I may need to split each client's train dataset into train and validation parts for grid search purposes (for example, tuning the stepsizes in a method). How can this be achieved in the framework?
If your client ids are sufficiently randomized (e.g. datasets under fedjax.datasets are; we appended a random id to the original client id when creating these datasets), you can use FederatedData.slice to take either the head or tail of the training dataset for use as validation set. Please see the end of this section on our dataset tutorial https://fedjax.readthedocs.io/en/latest/notebooks/dataset_tutorial.html#id1 for details.
Sorry, I misread your original question. A ClientDataset can be sliced using the [] operator (only slicing is supported):
_, client_dataset = next(fedjax.datasets.emnist.load_data()[0].clients())
client_dataset[:len(cd)//10]
This creates a new ClientDataset with the first 1/10 of the original.

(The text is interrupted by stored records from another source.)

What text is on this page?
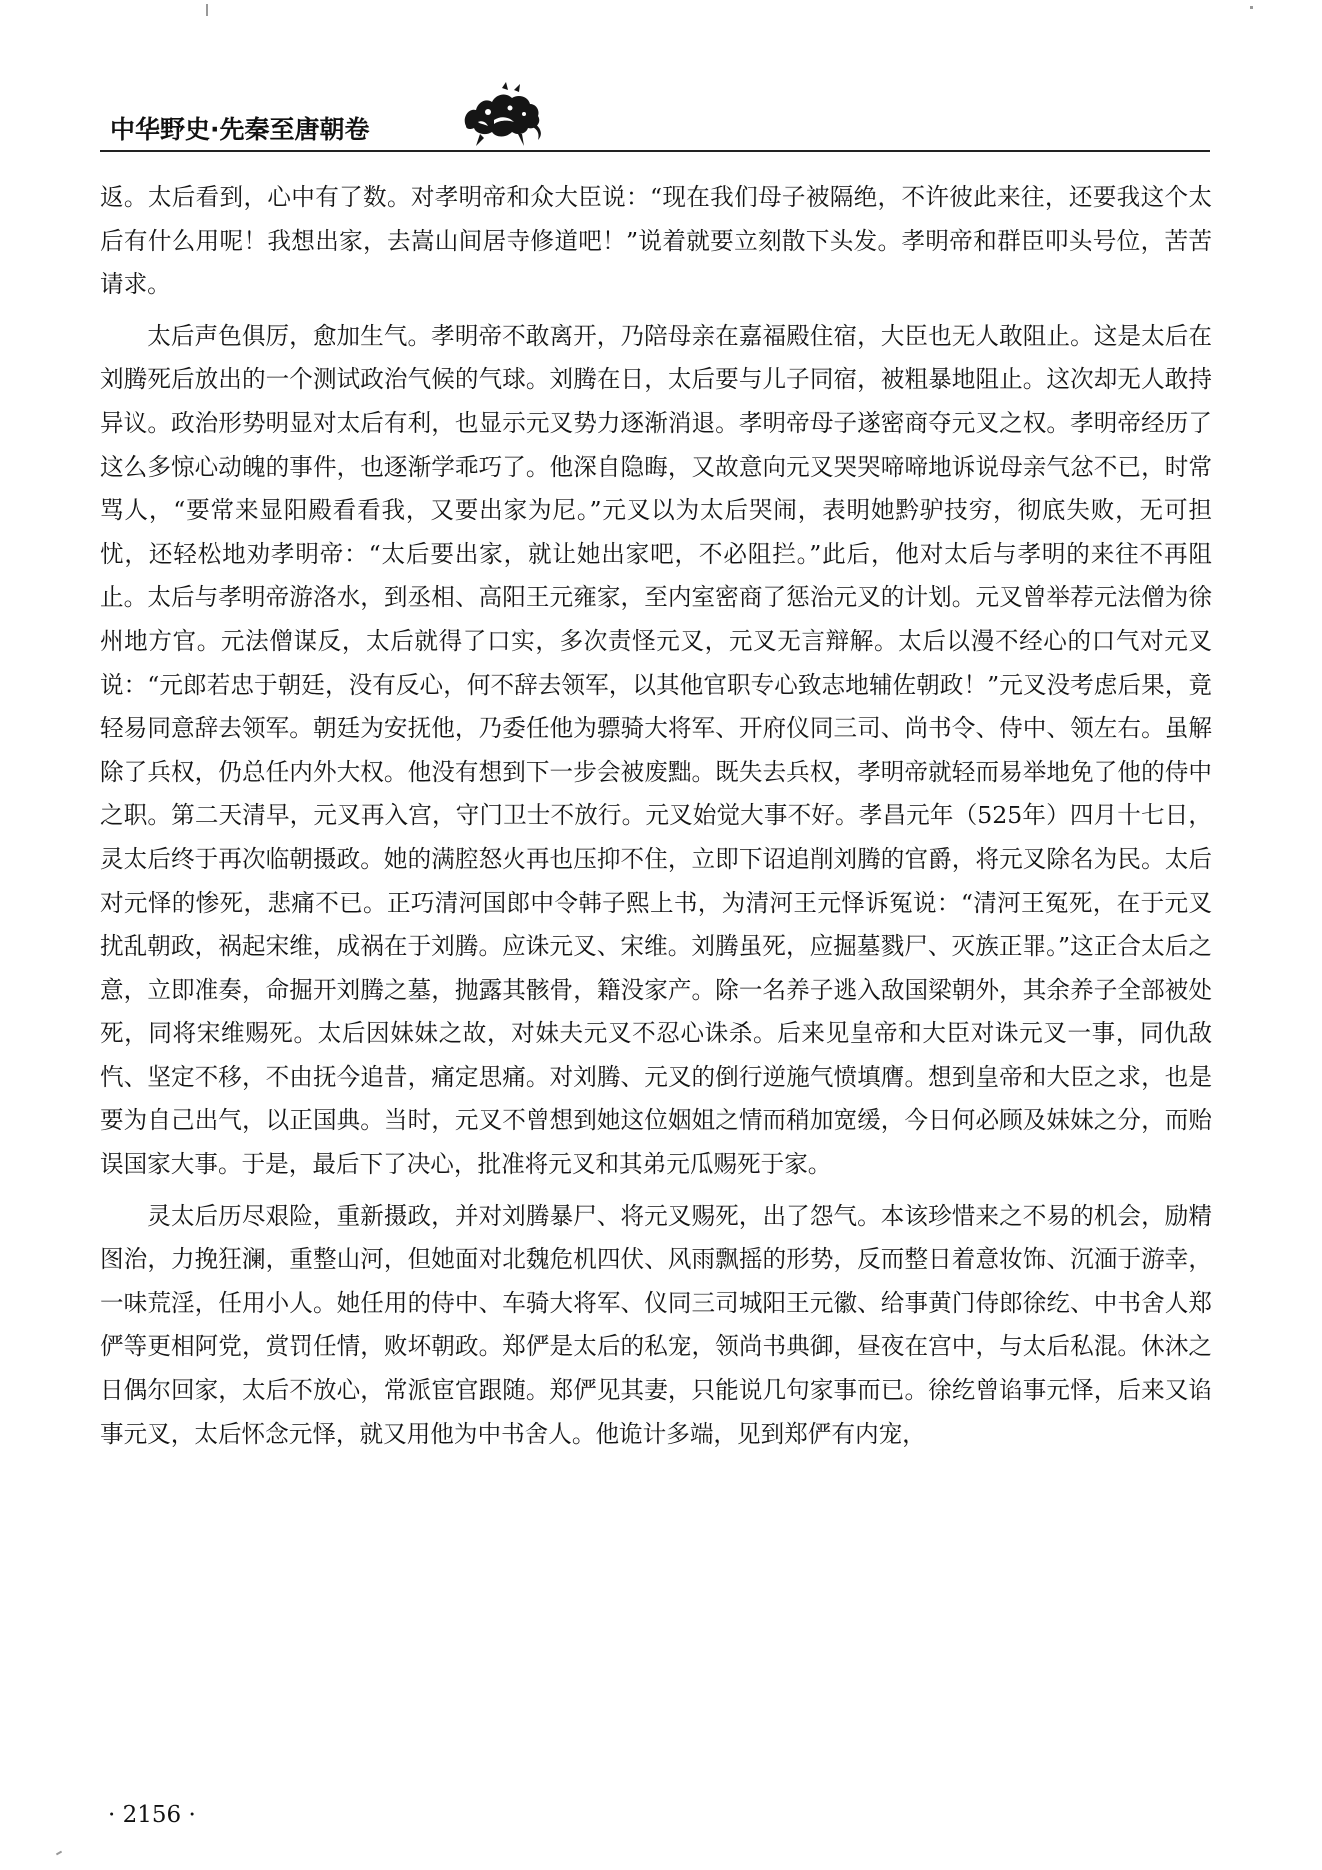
中华野史·先秦至唐朝卷

返。太后看到，心中有了数。对孝明帝和众大臣说：“现在我们母子被隔绝，不许彼此来往，还要我这个太后有什么用呢！我想出家，去嵩山间居寺修道吧！”说着就要立刻散下头发。孝明帝和群臣叩头号位，苦苦请求。

太后声色俱厉，愈加生气。孝明帝不敢离开，乃陪母亲在嘉福殿住宿，大臣也无人敢阻止。这是太后在刘腾死后放出的一个测试政治气候的气球。刘腾在日，太后要与儿子同宿，被粗暴地阻止。这次却无人敢持异议。政治形势明显对太后有利，也显示元叉势力逐渐消退。孝明帝母子遂密商夺元叉之权。孝明帝经历了这么多惊心动魄的事件，也逐渐学乖巧了。他深自隐晦，又故意向元叉哭哭啼啼地诉说母亲气忿不已，时常骂人，“要常来显阳殿看看我，又要出家为尼。”元叉以为太后哭闹，表明她黔驴技穷，彻底失败，无可担忧，还轻松地劝孝明帝：“太后要出家，就让她出家吧，不必阻拦。”此后，他对太后与孝明的来往不再阻止。太后与孝明帝游洛水，到丞相、高阳王元雍家，至内室密商了惩治元叉的计划。元叉曾举荐元法僧为徐州地方官。元法僧谋反，太后就得了口实，多次责怪元叉，元叉无言辩解。太后以漫不经心的口气对元叉说：“元郎若忠于朝廷，没有反心，何不辞去领军，以其他官职专心致志地辅佐朝政！”元叉没考虑后果，竟轻易同意辞去领军。朝廷为安抚他，乃委任他为骠骑大将军、开府仪同三司、尚书令、侍中、领左右。虽解除了兵权，仍总任内外大权。他没有想到下一步会被废黜。既失去兵权，孝明帝就轻而易举地免了他的侍中之职。第二天清早，元叉再入宫，守门卫士不放行。元叉始觉大事不好。孝昌元年（525年）四月十七日，灵太后终于再次临朝摄政。她的满腔怒火再也压抑不住，立即下诏追削刘腾的官爵，将元叉除名为民。太后对元怿的惨死，悲痛不已。正巧清河国郎中令韩子熙上书，为清河王元怿诉冤说：“清河王冤死，在于元叉扰乱朝政，祸起宋维，成祸在于刘腾。应诛元叉、宋维。刘腾虽死，应掘墓戮尸、灭族正罪。”这正合太后之意，立即准奏，命掘开刘腾之墓，抛露其骸骨，籍没家产。除一名养子逃入敌国梁朝外，其余养子全部被处死，同将宋维赐死。太后因妹妹之故，对妹夫元叉不忍心诛杀。后来见皇帝和大臣对诛元叉一事，同仇敌忾、坚定不移，不由抚今追昔，痛定思痛。对刘腾、元叉的倒行逆施气愤填膺。想到皇帝和大臣之求，也是要为自己出气，以正国典。当时，元叉不曾想到她这位姻姐之情而稍加宽缓，今日何必顾及妹妹之分，而贻误国家大事。于是，最后下了决心，批准将元叉和其弟元瓜赐死于家。

灵太后历尽艰险，重新摄政，并对刘腾暴尸、将元叉赐死，出了怨气。本该珍惜来之不易的机会，励精图治，力挽狂澜，重整山河，但她面对北魏危机四伏、风雨飘摇的形势，反而整日着意妆饰、沉湎于游幸，一味荒淫，任用小人。她任用的侍中、车骑大将军、仪同三司城阳王元徽、给事黄门侍郎徐纥、中书舍人郑俨等更相阿党，赏罚任情，败坏朝政。郑俨是太后的私宠，领尚书典御，昼夜在宫中，与太后私混。休沐之日偶尔回家，太后不放心，常派宦官跟随。郑俨见其妻，只能说几句家事而已。徐纥曾谄事元怿，后来又谄事元叉，太后怀念元怿，就又用他为中书舍人。他诡计多端，见到郑俨有内宠，

· 2156 ·
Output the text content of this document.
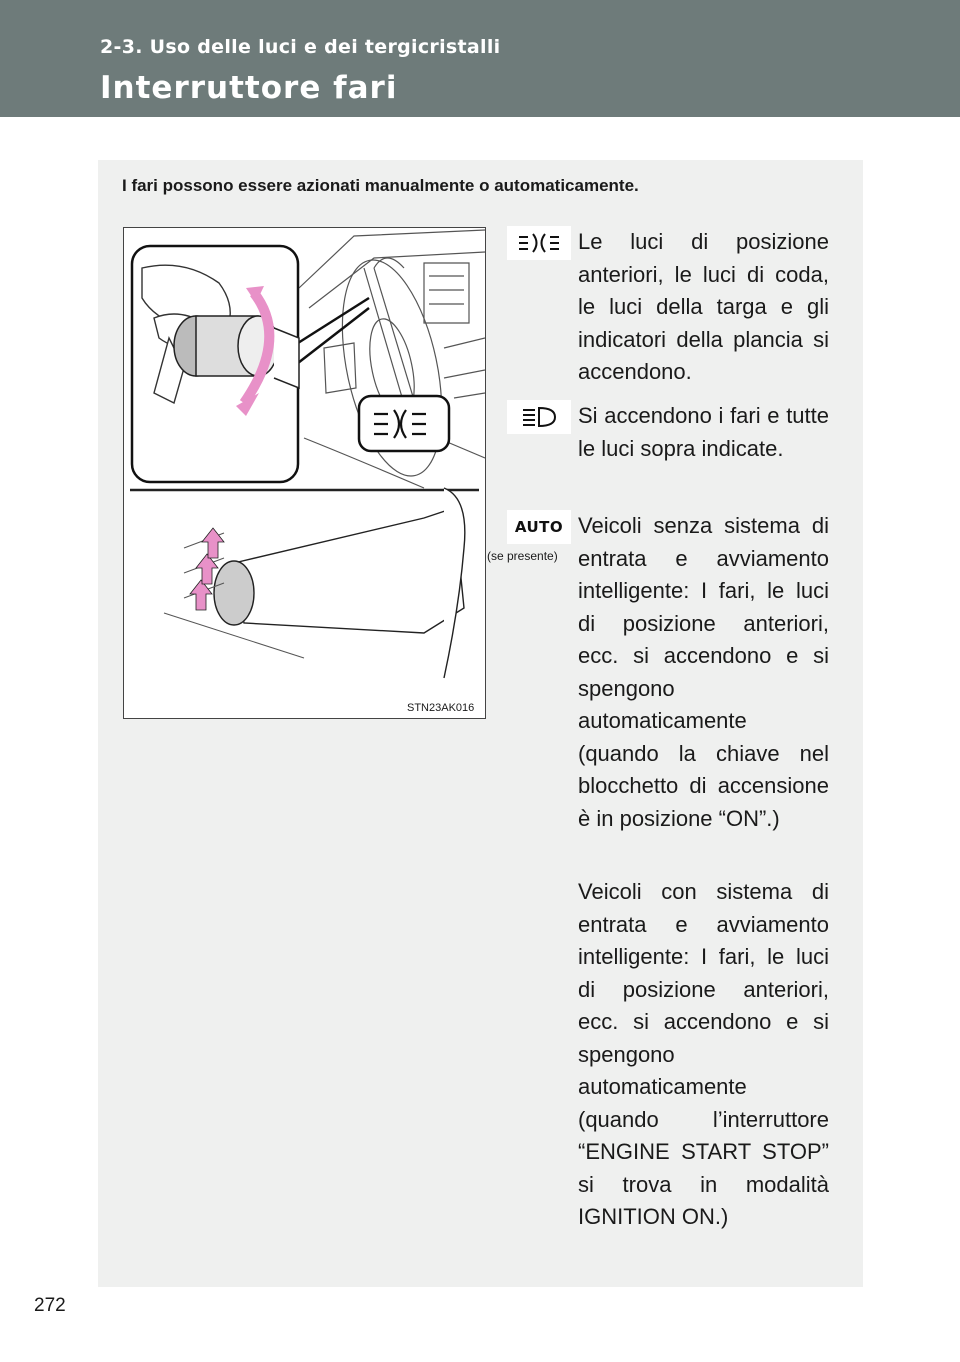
2-3. Uso delle luci e dei tergicristalli
Interruttore fari
I fari possono essere azionati manualmente o automaticamente.
STN23AK016

Le luci di posizione anteriori, le luci di coda, le luci della targa e gli indicatori della plancia si accendono.

Si accendono i fari e tutte le luci sopra indicate.

AUTO
(se presente)

Veicoli senza sistema di entrata e avviamento intelligente: I fari, le luci di posizione anteriori, ecc. si accendono e si spengono automaticamente (quando la chiave nel blocchetto di accensione è in posizione “ON”.)

Veicoli con sistema di entrata e avviamento intelligente: I fari, le luci di posizione anteriori, ecc. si accendono e si spengono automaticamente (quando l’interruttore “ENGINE START STOP” si trova in modalità IGNITION ON.)

272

Thanks for the suggestion! This is already a way to sort the problem out.
But can I create a new fedjax.core.FederatedData instance which would contain all clients (validation) data? I would find it handier to use.
In most cases you can use preprocess_cilent for this. Check out https://fedjax.readthedocs.io/en/latest/notebooks/dataset_tutorial.html#preprocessing-at-the-client-level. We can append to the current preprocessing another function that slices the partially processed examples as the final stage of "client level preprocessing", and the same original batch level preprocessing will be applied.
This will require some basic knowledge about the existing preprocessing for your dataset, as well as how examples (raw and preprocessed) are represented in FedJAX (see this part of the tutorial). Preprocessing of all prepackaged datasets are fairly simple, so looking at the corresponding py file under fedjax/datasets should give you a fairly good idea (example).